Welcome Aboard Randall. Great report, and sounds like a fun time for Ben too. Ben's 7# kinda gets over shadowed when you catch one more than double that, but congrats to Ben too! He still gets credit for getting the fish in the boat. 8) 

Congrats on another Monster. =D> 

Look forward to seeing more reports in the future, and here is the place to start looking for inspiration on your deck mod: https://www.tinboats.net/forum/viewtopic.php?f=21&t=3156


----------



## poolie (Nov 6, 2010)

Congrats Randall! That thing is huge. I wondered if it came from Varner. One of these days I'm going to have to get over on that side of town and check the lake out. I've heard it has some pigs, and you just proved it.


----------



## fender66 (Nov 6, 2010)

So happy to have you aboard randall. Hoping you send that lure my way if it's not already displayed in the trophy case. :mrgreen:


----------



## randall (Nov 6, 2010)

Thanks for the welcome! Poolie I just moved to Hiram in June. Didn't expect to find a neighbor on here. Varner is worth the trip I drive it a few times a week. 
Fender66 that bait is going to get fished some more. It would be a waste in a trophy case. 
Brine, Ben is having a great week despite having to net my fish. He took a week off to fish and I called him today and he was at Dream Lake in Alabama yesterday. He only caught about fifty quality fish with a six pounder for the big fish. :roll: He is a big fish magnet.


----------



## fender66 (Nov 6, 2010)

> Fender66 that bait is going to get fished some more. It would be a waste in a trophy case.
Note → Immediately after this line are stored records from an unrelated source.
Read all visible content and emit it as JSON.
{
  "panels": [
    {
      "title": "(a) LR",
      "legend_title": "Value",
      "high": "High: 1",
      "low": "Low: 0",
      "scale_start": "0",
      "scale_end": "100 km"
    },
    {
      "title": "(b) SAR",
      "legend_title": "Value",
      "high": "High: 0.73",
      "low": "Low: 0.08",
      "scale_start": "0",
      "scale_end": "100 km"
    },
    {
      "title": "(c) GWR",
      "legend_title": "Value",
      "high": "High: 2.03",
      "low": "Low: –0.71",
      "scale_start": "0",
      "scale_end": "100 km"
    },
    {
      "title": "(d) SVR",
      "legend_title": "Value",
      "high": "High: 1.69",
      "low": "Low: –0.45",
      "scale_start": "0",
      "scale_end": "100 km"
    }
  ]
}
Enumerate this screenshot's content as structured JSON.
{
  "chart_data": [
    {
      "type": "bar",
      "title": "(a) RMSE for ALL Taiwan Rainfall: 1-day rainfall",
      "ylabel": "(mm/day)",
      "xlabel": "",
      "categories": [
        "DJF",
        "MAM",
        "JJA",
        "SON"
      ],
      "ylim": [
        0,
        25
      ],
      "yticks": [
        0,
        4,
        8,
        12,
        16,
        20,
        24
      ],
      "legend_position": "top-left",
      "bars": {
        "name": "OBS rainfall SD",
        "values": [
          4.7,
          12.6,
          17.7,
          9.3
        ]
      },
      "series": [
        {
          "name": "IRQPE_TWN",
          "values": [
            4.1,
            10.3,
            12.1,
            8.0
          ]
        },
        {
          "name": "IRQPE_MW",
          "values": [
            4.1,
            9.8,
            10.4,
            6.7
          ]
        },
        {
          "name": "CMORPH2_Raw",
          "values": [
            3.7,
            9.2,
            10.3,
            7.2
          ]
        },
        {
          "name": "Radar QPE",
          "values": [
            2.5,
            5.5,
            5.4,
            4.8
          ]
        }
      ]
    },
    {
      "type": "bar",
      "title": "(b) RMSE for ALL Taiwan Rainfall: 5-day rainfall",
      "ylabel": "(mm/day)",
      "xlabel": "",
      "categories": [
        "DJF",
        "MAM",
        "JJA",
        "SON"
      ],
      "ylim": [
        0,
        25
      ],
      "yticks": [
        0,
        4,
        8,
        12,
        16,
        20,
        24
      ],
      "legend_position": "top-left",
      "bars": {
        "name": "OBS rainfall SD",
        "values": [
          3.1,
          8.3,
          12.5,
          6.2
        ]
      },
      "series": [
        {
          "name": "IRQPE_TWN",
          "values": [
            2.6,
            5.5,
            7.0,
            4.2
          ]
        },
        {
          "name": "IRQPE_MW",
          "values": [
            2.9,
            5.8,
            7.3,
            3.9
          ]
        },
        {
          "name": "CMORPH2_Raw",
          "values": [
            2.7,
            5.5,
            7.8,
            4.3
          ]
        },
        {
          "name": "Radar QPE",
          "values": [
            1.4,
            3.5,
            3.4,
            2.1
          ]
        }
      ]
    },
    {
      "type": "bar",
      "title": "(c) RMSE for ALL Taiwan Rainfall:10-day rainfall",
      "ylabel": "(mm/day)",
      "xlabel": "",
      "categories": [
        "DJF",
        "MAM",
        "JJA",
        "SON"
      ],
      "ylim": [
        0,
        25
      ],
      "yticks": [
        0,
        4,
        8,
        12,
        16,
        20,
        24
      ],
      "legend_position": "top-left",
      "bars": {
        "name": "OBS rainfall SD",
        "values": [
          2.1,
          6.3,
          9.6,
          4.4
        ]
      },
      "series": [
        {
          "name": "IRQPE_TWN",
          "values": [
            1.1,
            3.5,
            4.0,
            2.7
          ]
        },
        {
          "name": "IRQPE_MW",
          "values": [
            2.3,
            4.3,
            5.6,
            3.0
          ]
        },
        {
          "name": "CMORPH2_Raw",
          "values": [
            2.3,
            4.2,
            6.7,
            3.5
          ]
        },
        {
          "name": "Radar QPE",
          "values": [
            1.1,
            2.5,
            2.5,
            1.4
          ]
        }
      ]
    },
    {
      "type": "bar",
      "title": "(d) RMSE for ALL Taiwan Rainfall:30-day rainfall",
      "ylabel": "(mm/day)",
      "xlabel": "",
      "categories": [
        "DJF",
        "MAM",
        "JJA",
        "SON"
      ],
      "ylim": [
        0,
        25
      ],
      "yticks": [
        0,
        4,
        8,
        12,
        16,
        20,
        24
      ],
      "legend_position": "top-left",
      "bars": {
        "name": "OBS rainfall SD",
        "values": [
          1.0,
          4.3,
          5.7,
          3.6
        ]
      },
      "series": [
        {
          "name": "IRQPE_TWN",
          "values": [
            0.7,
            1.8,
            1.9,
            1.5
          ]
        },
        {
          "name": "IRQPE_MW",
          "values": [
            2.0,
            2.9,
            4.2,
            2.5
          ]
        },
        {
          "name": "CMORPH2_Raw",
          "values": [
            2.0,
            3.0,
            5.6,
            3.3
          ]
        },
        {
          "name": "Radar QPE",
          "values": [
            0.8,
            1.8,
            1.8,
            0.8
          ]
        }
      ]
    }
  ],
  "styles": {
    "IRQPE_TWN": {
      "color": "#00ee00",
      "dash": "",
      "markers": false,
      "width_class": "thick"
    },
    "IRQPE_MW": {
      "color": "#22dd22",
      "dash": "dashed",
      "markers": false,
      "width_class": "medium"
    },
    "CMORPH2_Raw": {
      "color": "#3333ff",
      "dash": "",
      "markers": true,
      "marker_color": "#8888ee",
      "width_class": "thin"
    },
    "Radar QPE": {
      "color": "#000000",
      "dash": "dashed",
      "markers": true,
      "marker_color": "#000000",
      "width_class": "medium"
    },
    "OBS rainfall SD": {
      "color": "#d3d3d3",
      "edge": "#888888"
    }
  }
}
Understand if it's not ready for the trophy case...but if it has babies....keep me in mind. 8) 

Seriously...glad you are here. The more the merrier. :beer:


----------



## one100grand (Nov 7, 2010)

The only thing I can say is =D> =D> =D>


----------



## Troutman3000 (Nov 17, 2010)

randall said:


> Thanks for the welcome! Poolie I just moved to Hiram in June. Didn't expect to find a neighbor on here. Varner is worth the trip I drive it a few times a week.
> Fender66 that bait is going to get fished some more. It would be a waste in a trophy case.
> Brine, Ben is having a great week despite having to net my fish. He took a week off to fish and I called him today and he was at Dream Lake in Alabama yesterday. He only caught about fifty quality fish with a six pounder for the big fish. :roll: He is a big fish magnet.




Nice to see you over here Randall.


----------